Model of potential structural changes in archaeal RNase P (also, see Scheme I). Based on the ensemble FRET measurements, the RPR (gray) alone likely adopts an ‘open’ conformation (low FRET efficiency; A, left) at 10 mM Mg²⁺ while the complex of Pfu RPR + 5 RPPs exists in a ‘constrained’ conformation (high FRET efficiency; B, left) at 0.033 mM Mg²⁺. Neither state is competent for pre-tRNA cleavage (C, left).
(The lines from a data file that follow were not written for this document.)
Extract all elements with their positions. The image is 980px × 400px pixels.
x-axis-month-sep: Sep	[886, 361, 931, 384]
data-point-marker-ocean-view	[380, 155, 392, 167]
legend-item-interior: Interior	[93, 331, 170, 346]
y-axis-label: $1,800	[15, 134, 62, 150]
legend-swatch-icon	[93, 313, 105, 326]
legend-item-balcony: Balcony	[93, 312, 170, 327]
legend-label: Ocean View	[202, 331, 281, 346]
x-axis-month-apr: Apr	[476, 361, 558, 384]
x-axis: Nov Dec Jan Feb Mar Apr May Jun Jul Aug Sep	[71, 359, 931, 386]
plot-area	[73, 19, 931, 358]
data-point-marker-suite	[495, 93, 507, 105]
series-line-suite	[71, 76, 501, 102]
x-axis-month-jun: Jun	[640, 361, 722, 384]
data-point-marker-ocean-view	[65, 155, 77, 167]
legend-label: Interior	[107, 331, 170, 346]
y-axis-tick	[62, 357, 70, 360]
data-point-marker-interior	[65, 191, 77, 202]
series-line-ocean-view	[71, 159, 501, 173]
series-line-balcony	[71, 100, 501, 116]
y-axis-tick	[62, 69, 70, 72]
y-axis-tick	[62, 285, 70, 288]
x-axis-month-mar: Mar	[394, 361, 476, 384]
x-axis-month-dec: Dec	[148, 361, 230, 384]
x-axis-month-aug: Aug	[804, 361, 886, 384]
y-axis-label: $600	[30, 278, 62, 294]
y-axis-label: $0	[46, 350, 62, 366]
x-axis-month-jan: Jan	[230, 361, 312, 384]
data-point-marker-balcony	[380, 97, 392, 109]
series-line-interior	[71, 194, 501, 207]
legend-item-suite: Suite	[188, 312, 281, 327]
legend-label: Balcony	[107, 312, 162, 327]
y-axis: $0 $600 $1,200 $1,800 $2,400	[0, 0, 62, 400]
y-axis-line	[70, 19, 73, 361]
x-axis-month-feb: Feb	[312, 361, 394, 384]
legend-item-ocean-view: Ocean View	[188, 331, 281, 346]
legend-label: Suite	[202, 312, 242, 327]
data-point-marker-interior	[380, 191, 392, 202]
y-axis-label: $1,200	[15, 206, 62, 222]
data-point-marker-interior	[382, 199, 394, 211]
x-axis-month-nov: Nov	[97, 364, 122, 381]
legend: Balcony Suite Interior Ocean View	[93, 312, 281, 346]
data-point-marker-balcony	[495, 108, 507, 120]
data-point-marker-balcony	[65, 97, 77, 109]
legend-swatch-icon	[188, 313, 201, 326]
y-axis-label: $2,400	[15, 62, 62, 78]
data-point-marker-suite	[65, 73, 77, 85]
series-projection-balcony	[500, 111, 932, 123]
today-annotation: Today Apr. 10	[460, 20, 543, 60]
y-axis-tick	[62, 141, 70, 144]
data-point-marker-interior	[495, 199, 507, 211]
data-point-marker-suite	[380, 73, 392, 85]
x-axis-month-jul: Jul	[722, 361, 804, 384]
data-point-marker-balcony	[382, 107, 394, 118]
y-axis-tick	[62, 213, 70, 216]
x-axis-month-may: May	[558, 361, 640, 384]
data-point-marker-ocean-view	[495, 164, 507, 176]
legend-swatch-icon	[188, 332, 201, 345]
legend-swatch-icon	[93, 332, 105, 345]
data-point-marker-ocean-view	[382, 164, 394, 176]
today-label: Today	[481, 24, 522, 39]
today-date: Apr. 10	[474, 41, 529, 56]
With increasing [Mg²⁺], both the RPR and the holoenzyme complex comprised of Pfu RPR + 5 RPPs undergo structural remodeling to converge on a common ‘closed’ active conformation (A–C, right). While there are caveats to using ensemble FRET measurements to establish a precise distance between two fluorophores, conservation of the active site and pre-tRNA anchors in different RNase P RNP variants provide some support for this qualitative model generated using the cryo-EM structure of Methanocaldococcus jannaschii (Mja) RNase P as template (40). Although we depict single conformations in this model for the sake of simplicity, each state is more accurately described by an ensemble. E_FRET classified using 0.03 < low < 0.10 < medium < 0.30 < high < 0.60.